築城: 染織の道を歩み始めた頃、勉強のために骨董店に行っていた時に偶然、小倉織と出会いました。不思議な質感でした。縞の織物で木綿のように見えるが、絹かと思う光沢がある。これは何ですかと尋ねると小倉織と言われました。10センチ四方の小さな歯切れからは、江戸から明治はこうした袴だったと教えられて、自分の生まれ育った土地に、小倉織があったことを知って、それがとても魅力的な布だった。その出会いに感謝しています。

森: それでは、小倉織をどのように復元されたのでしょうか。

築城: 30年前はインターネットなどない時代ですから、文献を調べていくしかありませんでした。当時の博物館の学芸員の方に相談したり、福岡県の工業試験所に持ち込んで分析をしてもらい、糸使いが分かって復元しました。

築城: 小倉織は特徴があって非常に経糸(たていと)が多い。通常の織物の約3倍と言われています。一番大事なのは質感を保つこと。経糸が多くて密度があるので生地が地厚でしっかりする。経糸が多いのは織りにくいここの土地の人は織りにくいけど、縦の密度は妥協せず、織り続けた。その精神は絶対に学ばないといけないと思いました。

森: 2つ目のテーマに入ります。北九州からの文化・工芸の発信です。

築城: その土地の風土と気質を反映したものが、工芸になっています。そういう意味では、小倉織は経糸が多くで織りにくいのに、織って丈夫でしっかりした木綿織であることは、この土地のある種の気質を反映しているんですよね。華美ではなく、質実剛健というか、そういう日常の美しさと私はいつも小倉織を思っているのですが、ハレの日に振袖のように着ていくものではないけれど、本当に日常的ななかに美しいものを身に着けるという形で考えられていたものではないかと思います。

森: 技術の伝承ははいかがですか。

築城: 私も途絶えた時間の重みを実感しましたので、できるだけ続いてくれたらいいと思っています。若い人で小倉織を織りたいという人が門を叩いてくれて、その都度、うちの工房で一から勉強しはじめて、人にもよるのですが、3年から6年で卒業していって1人立ちしていくということで、今、独立して外で仕事をしている人が4名いますし、工房でも2人が勉強しています。
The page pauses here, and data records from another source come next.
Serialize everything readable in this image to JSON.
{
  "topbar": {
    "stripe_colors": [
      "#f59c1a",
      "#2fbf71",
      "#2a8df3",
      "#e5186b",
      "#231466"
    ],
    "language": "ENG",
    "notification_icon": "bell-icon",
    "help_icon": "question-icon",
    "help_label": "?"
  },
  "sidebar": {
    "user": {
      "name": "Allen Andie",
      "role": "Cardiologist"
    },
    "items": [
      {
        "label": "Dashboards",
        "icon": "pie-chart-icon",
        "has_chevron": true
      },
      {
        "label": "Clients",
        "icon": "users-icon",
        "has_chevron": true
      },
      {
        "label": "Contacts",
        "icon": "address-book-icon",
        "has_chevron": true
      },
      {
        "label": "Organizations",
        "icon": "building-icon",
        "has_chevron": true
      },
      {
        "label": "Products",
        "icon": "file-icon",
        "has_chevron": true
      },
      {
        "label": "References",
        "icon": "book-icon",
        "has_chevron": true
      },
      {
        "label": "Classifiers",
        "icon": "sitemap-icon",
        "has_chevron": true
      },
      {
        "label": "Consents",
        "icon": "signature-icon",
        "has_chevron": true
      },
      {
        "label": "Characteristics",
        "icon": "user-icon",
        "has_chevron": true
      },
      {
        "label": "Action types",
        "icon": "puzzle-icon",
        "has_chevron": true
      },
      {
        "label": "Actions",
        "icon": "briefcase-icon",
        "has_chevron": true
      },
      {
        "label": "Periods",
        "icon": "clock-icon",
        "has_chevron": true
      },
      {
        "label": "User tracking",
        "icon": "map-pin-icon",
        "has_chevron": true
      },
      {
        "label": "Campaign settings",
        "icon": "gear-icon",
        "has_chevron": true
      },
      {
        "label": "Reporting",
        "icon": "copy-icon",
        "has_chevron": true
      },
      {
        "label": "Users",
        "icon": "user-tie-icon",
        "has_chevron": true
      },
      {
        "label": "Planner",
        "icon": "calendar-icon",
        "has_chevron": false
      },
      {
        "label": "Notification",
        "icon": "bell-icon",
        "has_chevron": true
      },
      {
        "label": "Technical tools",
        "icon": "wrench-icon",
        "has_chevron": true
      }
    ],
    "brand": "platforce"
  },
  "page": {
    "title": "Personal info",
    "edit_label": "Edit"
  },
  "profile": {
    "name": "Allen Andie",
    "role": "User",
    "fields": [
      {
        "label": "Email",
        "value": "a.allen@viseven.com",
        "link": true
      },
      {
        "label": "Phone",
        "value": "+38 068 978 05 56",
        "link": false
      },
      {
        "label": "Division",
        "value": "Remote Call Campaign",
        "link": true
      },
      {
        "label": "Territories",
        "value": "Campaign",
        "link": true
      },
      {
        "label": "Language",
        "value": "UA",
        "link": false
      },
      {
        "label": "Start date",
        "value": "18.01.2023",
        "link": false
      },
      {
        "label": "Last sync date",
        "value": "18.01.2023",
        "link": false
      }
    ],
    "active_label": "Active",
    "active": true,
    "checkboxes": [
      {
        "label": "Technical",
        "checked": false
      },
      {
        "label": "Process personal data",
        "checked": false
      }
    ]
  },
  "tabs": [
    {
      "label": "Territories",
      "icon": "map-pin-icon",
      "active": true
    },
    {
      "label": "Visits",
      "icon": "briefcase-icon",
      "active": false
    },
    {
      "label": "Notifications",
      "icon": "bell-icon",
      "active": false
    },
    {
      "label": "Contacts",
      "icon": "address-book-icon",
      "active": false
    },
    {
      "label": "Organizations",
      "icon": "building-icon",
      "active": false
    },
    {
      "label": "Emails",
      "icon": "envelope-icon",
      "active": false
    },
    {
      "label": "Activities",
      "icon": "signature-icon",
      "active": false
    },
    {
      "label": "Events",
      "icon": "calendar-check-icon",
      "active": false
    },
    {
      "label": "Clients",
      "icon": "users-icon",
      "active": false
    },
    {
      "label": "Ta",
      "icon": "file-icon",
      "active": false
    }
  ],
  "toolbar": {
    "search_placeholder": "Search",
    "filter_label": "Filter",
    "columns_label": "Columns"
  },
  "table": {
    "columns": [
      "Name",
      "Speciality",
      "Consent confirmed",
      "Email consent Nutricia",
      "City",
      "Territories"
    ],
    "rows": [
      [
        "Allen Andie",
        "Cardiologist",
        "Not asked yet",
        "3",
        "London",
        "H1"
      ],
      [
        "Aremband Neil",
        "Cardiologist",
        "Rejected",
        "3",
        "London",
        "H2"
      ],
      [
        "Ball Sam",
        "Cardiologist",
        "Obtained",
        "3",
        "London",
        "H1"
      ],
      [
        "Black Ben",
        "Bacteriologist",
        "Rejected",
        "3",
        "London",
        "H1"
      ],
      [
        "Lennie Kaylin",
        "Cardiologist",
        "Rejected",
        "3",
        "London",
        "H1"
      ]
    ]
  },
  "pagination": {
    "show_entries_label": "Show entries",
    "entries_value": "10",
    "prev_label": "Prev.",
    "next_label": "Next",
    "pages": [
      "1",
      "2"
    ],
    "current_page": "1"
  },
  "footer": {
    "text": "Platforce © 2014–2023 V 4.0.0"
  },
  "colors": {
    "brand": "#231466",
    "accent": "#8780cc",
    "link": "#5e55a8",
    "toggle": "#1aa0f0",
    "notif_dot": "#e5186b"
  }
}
森: 最後にこれからの夢といいますか、小倉織を通じて伝えたいことはどんなことでしょうか?

築城: 誇りが持てるものっていうんでしょうか。私は、小倉織は大変美しいものと思いますし、それがこの土地に400年も続いていることを含めて先人たちへの尊敬と、それと非常に魅力的な織物を私たちの街が育んできたということに誇りをもってもらえるようなものを、私は現代に創りたいと思います。より多くのひとに小倉織の存在を知っていただき、誇りに思っていただければうれしいなと思います。